En juillet, l'administration Biden a également annoncé l'investissement de 1,6 milliard de dollars dans le développement d'activités de packaging aux Etats-Unis. Cette somme doit être attribuée dans le cadre du CHIPS Act, un plan d'investissement de 52 milliards de dollars mis en place par Joe Biden afin de renforcer la souveraineté américaine sur les puces, notamment en produisent davantage aux Etats-Unis. Au total, le Département du Commerce prévoit de dépenser 3 milliards de dollars dans un National Advanced Packaging Manufacturing Program, visant à développer la recherche et les activités de packaging sur le sol américain. Resonac, une entreprise basée à Tokyo, a également annoncé cet été la mise en place d'un consortium composé d'industries américaines et japonaises, afin d'implanter des activités de packaging en Californie.
Accélération avec Trump
Les efforts pour dissocier définitivement l'industrie américaine des semi-conducteurs de son homologue chinoise ont toutes les chances de se poursuivre et même de s'accélérer avec la réélection de Donald Trump à la Maison-Blanche. Connu pour sa rhétorique véhémente contre la Chine, le candidat républicain avait durant son premier mandat adopté plusieurs mesures de découplages visant à couper l'accès des professionnels chinois des semi-conducteurs à la technologie américaine.

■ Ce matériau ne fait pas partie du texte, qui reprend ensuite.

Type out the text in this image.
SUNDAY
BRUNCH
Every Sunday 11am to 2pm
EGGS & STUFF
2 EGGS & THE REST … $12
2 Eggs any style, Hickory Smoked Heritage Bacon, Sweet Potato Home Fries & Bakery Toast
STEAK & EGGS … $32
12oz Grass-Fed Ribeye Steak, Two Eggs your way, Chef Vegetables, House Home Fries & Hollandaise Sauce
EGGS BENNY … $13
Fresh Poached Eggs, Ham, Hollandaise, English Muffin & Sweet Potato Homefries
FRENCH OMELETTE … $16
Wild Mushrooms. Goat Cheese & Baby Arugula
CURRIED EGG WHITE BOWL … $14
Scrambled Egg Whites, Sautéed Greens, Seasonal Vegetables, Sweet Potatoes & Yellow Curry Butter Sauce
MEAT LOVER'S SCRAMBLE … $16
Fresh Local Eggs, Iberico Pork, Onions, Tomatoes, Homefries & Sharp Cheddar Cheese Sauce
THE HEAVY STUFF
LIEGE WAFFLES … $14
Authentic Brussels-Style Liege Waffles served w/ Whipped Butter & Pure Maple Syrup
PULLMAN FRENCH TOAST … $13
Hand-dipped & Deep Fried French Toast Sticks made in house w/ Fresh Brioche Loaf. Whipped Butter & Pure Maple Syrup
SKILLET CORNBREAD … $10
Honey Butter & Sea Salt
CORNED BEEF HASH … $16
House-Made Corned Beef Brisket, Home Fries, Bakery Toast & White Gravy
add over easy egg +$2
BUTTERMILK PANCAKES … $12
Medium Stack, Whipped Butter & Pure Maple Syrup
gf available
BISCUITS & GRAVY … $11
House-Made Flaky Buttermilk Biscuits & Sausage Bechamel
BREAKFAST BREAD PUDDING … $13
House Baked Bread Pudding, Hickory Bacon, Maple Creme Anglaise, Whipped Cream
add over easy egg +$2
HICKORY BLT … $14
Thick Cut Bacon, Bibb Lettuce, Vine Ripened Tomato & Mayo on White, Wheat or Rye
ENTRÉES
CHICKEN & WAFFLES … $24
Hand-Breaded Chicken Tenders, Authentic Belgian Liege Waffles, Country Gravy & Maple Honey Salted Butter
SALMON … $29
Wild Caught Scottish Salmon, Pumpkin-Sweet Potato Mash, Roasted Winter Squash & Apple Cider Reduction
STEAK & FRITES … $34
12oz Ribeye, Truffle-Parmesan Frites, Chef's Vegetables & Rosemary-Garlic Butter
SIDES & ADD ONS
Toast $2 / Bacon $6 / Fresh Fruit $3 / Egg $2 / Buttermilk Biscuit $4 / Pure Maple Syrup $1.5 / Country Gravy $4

Tout a commencé en 2017, lorsque Trump a bloqué l'acquisition de Lattice Semiconductors, un fabricant américain, par une entreprise chinoise, citant des risques pour la sécurité nationale. En 2019, le Département du Commerce a en outre interdit à Huawei d'acheter des composants auprès des entreprises américaines en l'absence d'une autorisation gouvernementale. En mai 2020, ces restrictions ont été renforcées pour contraindre tous les fabricants étrangers utilisant des composants ou des logiciels américains à obtenir une autorisation spéciale afin de concevoir ou produire des semi-conducteurs pour Huawei. L'administration Trump a ensuite également placé SMIC, plus gros producteur de semi-conducteurs chinois, sur liste noire, aux côtés de Huawei. Durant sa campagne, il a promis la mise en place de nouveaux tarifs douaniers contre la Chine, y compris autour des semi-conducteurs. Le découplage est donc plus que jamais à l'ordre du jour.